Surprise, surprise. The Alliance’s director is none other than James Davidson. Its website is also owned by DomainsByProxy.com, and its phone number and mailing address are identical to those of the Sensible Food Policy Coalition. As recently as this spring, Davidson and his lobbying group were paid $120,000 to lobby and meet with the White House, both houses of Congress and all four agencies involved in formulating the food marketing guidelines, according to lobbying registration documents.

These food and media groups are protecting their ability to bombard children with advertising on television, the Internet, social media and smart phones. The onslaught of messaging, marketing and promotion of sugar, salt and fat in the form of “food” and “beverages” plays a central role in the obesity epidemic among America’s children.
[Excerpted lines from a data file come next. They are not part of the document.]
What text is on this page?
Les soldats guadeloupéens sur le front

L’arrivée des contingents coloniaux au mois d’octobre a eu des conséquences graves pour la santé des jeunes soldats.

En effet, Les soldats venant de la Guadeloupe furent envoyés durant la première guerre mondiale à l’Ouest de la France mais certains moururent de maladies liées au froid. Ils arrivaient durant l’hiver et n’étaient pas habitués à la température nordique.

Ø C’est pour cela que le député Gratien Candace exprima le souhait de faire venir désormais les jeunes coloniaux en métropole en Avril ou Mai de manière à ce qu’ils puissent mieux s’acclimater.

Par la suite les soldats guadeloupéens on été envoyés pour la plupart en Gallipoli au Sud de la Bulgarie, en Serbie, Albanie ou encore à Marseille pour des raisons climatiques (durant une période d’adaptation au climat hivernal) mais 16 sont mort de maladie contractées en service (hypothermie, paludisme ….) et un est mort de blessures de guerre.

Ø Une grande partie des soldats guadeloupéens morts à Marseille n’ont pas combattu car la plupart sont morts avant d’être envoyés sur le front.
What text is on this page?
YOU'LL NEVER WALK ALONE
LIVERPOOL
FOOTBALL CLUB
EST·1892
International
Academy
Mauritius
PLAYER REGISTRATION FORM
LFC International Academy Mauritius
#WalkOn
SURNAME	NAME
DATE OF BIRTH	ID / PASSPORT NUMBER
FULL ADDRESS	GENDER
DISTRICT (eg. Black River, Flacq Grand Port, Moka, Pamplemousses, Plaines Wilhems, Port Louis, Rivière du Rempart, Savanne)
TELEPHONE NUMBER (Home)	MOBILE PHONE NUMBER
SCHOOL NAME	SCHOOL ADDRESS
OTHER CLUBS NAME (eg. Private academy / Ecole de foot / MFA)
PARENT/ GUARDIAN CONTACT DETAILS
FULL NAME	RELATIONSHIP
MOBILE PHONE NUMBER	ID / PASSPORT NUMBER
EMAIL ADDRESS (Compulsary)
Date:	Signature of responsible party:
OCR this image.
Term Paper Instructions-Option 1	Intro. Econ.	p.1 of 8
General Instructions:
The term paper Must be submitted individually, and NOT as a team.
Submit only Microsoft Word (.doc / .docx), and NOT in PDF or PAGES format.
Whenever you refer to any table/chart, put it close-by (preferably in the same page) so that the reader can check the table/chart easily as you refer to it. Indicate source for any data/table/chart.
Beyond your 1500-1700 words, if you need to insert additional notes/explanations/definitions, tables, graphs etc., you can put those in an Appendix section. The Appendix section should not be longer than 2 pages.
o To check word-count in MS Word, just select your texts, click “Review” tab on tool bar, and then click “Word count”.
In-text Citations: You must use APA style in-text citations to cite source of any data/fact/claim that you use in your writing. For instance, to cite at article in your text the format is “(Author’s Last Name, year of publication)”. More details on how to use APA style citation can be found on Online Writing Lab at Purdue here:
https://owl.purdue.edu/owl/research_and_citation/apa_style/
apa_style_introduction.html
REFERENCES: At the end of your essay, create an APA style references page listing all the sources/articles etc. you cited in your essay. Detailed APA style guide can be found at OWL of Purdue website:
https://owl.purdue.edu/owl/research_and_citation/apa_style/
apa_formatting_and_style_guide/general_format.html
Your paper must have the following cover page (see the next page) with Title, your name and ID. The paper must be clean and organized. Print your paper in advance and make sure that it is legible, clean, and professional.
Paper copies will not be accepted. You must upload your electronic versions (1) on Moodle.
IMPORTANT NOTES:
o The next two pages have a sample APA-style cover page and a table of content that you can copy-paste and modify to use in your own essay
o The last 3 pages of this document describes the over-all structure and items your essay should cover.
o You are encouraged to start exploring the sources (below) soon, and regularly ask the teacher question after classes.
Protecting Big Food’s bottom line

By creating and funding a deceptive lobbying effort to undermine a voluntary, science-based initiative to protect children’s health, Big Food is challenging the dozens of medical groups and public health advocates who support  the advertising guidelines.

In a remarkably transparent moment during a recent interview, James Davidson made it clear that it’s not children’s health that he, the industry and the Coalition are truly concerned about.

“It is absolutely critical,” he insisted, “that advertising be maintained in a healthy state in this country.”